The One Day Poem Pavilion is a very cool art and poetry project. Using a complex array of perforations, light passing through the pavilion’s surface produces shifting patterns, which transform into the legible text of a poem.
The results of an extensive exploration with shadows, the One Day Poem Pavilion demonstrates the poetic, transitory, site-sensitive and time-based nature of light and shadow.
Using a complex array of perforations, the pavilion’s surface allows light to pass through creating shifting patterns, which–during specific times of the year–transform into the legible text of a poem.

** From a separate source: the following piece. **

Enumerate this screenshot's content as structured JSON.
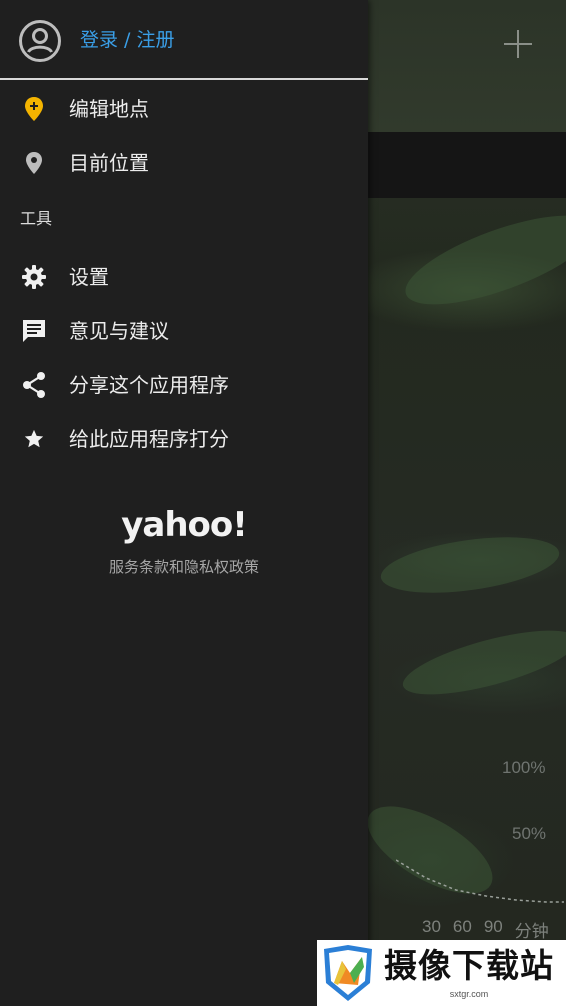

The specific arrangements of the perforations reveal different shadow-poems according to the solar calendar: a theme of new-life during the summer solstice, a reflection on the passing of time at the period of the winter solstice. The time-based nature of the poem–and the visitor’s time-based encounters with it–allow viewers to have different experiences either seeing a stanza of the poem or getting the whole poem. All of these possible experiences are equally valuable and have meanings unique to the individual. This technique has the potential for producing particular effects and meanings within an architectural environment. Without the use of a source of power other than the sun, this project uses light and shadow to push the boundaries of communication and experiential delight.
How did the rose
Ever open its heart
And give to this world
All its
Beauty?
It felt the encouragement of light
Against its
Being,
Otherwise,
We all
Remain
Too
Frightened
Hafiz
Hafiz of Shiraz is a somewhat controversial figure. He was widely regarded as an infidel in his day. Today he is recognized in the East not only for the excellence of his poetry, but also as a Sufi illuminate. His major work, The Diwan, is found beside the Koran in the homes of the devout. In the West, Hafiz--a contemporary of Dante--is admired for his love-poetry; Goethe, among others, acknowledged his influence.